University of California - Irvine
 United States

Professor Currie is Professor of Criminology, Law, and Society at the University of California, Irvine. He has also taught in the Legal Studies Program at the University of California, Berkeley, and in the Board of Studies in Sociology at the University of California, Santa Cruz.

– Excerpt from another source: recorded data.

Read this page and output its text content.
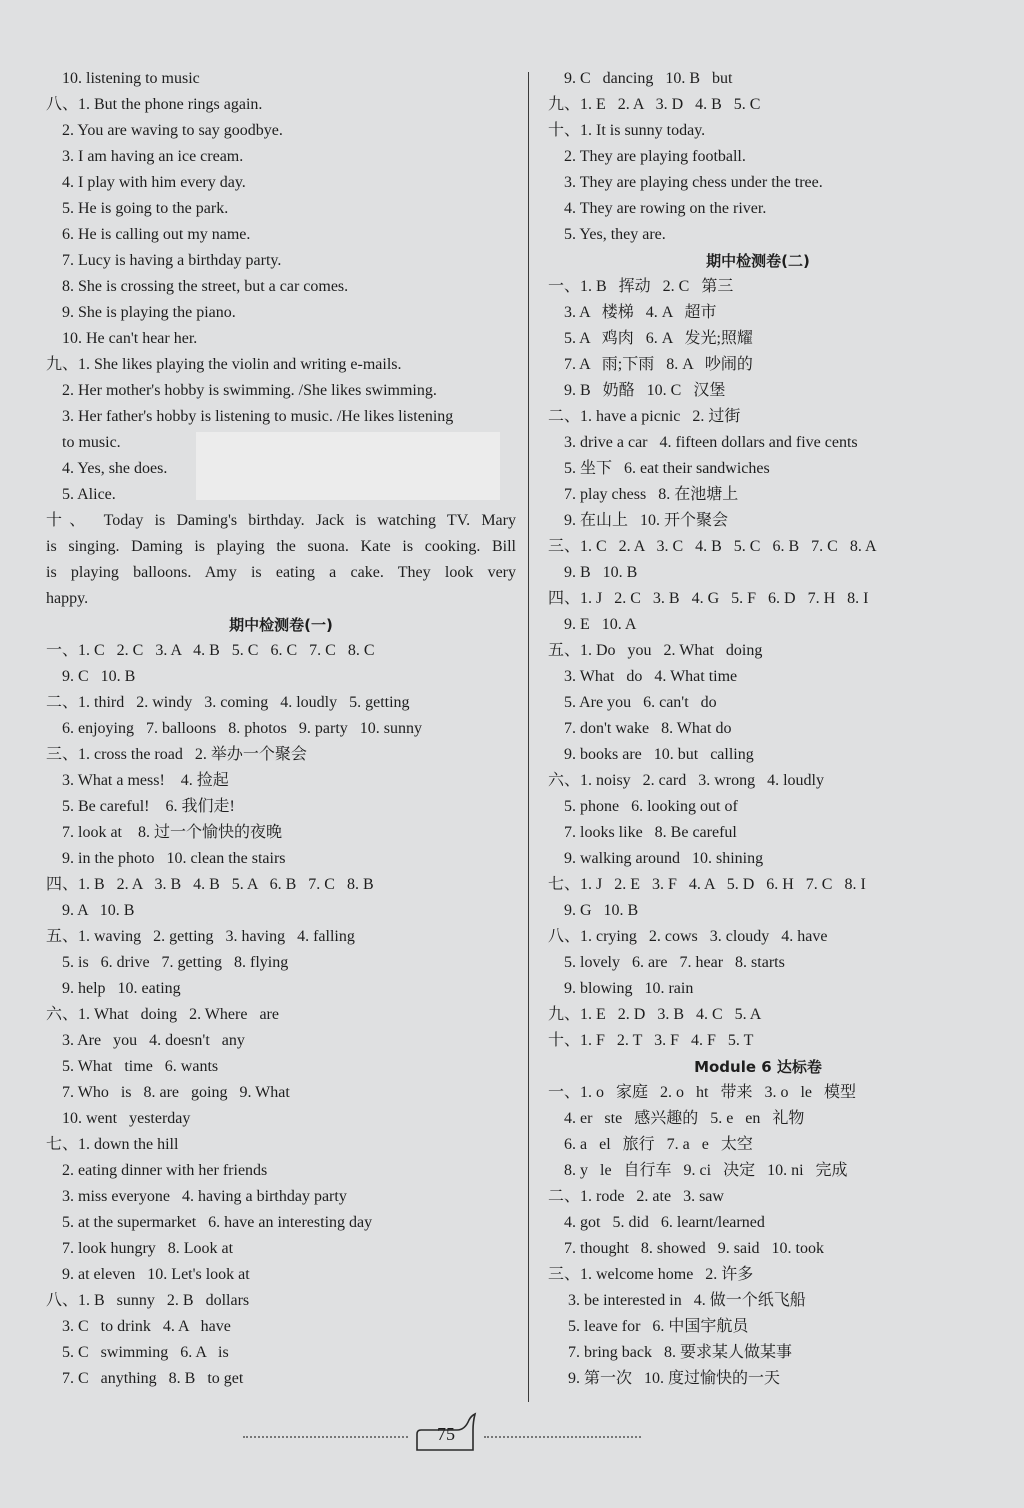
10. listening to music
八、1. But the phone rings again.
2. You are waving to say goodbye.
3. I am having an ice cream.
4. I play with him every day.
5. He is going to the park.
6. He is calling out my name.
7. Lucy is having a birthday party.
8. She is crossing the street, but a car comes.
9. She is playing the piano.
10. He can't hear her.
九、1. She likes playing the violin and writing e-mails.
2. Her mother's hobby is swimming. /She likes swimming.
3. Her father's hobby is listening to music. /He likes listening
to music.
4. Yes, she does.
5. Alice.
十、 Today is Daming's birthday. Jack is watching TV. Mary
is singing. Daming is playing the suona. Kate is cooking. Bill
is playing balloons. Amy is eating a cake. They look very
happy.
期中检测卷(一)
一、1. C   2. C   3. A   4. B   5. C   6. C   7. C   8. C
9. C   10. B
二、1. third   2. windy   3. coming   4. loudly   5. getting
6. enjoying   7. balloons   8. photos   9. party   10. sunny
三、1. cross the road   2. 举办一个聚会
3. What a mess!    4. 捡起
5. Be careful!    6. 我们走!
7. look at    8. 过一个愉快的夜晚
9. in the photo   10. clean the stairs
四、1. B   2. A   3. B   4. B   5. A   6. B   7. C   8. B
9. A   10. B
五、1. waving   2. getting   3. having   4. falling
5. is   6. drive   7. getting   8. flying
9. help   10. eating
六、1. What   doing   2. Where   are
3. Are   you   4. doesn't   any
5. What   time   6. wants
7. Who   is   8. are   going   9. What
10. went   yesterday
七、1. down the hill
2. eating dinner with her friends
3. miss everyone   4. having a birthday party
5. at the supermarket   6. have an interesting day
7. look hungry   8. Look at
9. at eleven   10. Let's look at
八、1. B   sunny   2. B   dollars
3. C   to drink   4. A   have
5. C   swimming   6. A   is
7. C   anything   8. B   to get
9. C   dancing   10. B   but
九、1. E   2. A   3. D   4. B   5. C
十、1. It is sunny today.
2. They are playing football.
3. They are playing chess under the tree.
4. They are rowing on the river.
5. Yes, they are.
期中检测卷(二)
一、1. B   挥动   2. C   第三
3. A   楼梯   4. A   超市
5. A   鸡肉   6. A   发光;照耀
7. A   雨;下雨   8. A   吵闹的
9. B   奶酪   10. C   汉堡
二、1. have a picnic   2. 过街
3. drive a car   4. fifteen dollars and five cents
5. 坐下   6. eat their sandwiches
7. play chess   8. 在池塘上
9. 在山上   10. 开个聚会
三、1. C   2. A   3. C   4. B   5. C   6. B   7. C   8. A
9. B   10. B
四、1. J   2. C   3. B   4. G   5. F   6. D   7. H   8. I
9. E   10. A
五、1. Do   you   2. What   doing
3. What   do   4. What time
5. Are you   6. can't   do
7. don't wake   8. What do
9. books are   10. but   calling
六、1. noisy   2. card   3. wrong   4. loudly
5. phone   6. looking out of
7. looks like   8. Be careful
9. walking around   10. shining
七、1. J   2. E   3. F   4. A   5. D   6. H   7. C   8. I
9. G   10. B
八、1. crying   2. cows   3. cloudy   4. have
5. lovely   6. are   7. hear   8. starts
9. blowing   10. rain
九、1. E   2. D   3. B   4. C   5. A
十、1. F   2. T   3. F   4. F   5. T
Module 6 达标卷
一、1. o   家庭   2. o   ht   带来   3. o   le   模型
4. er   ste   感兴趣的   5. e   en   礼物
6. a   el   旅行   7. a   e   太空
8. y   le   自行车   9. ci   决定   10. ni   完成
二、1. rode   2. ate   3. saw
4. got   5. did   6. learnt/learned
7. thought   8. showed   9. said   10. took
三、1. welcome home   2. 许多
3. be interested in   4. 做一个纸飞船
5. leave for   6. 中国宇航员
7. bring back   8. 要求某人做某事
9. 第一次   10. 度过愉快的一天
75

Professor Currie is the author of many works on crime, juvenile delinquency, drug abuse and social policy, including Confronting Crime (1985), Dope and Trouble: Portraits of Delinquent Youth (1991), Reckoning: Drugs, the Cities, and the American Future (1993), and Crime and Punishment in America (1998), which was a finalist for the 1999 Pulitzer Prize in General Nonfiction. He is a coauthor of Whitewashing Race: the Myth of a Colorblind America (2003), a finalist for the C. Wright Mills award of the Society for the Study of Social Problems in 2004 and winner of the 2004 Book Award from the Benjamin L. Hooks Institute for Social Change. His book The Road to Whatever: Middle Class Culture and the Crisis of Adolescence, a study of troubled middle-class youth in America, appeared in 2005. His newest book, The Roots of Danger: Violent Crime in Global Perspective, was published by Prentice-Hall in 2008.
He has been a consultant to many organizations concerned with crime prevention, social policy, and the enhancement of juvenile and criminal justice, both in the United States and overseas, including the National Council on Crime and Delinquency, the National Advisory Council on Economic Opportunity, the California Governor's Task Force on Civil Rights, and the Home Office of Great Britain.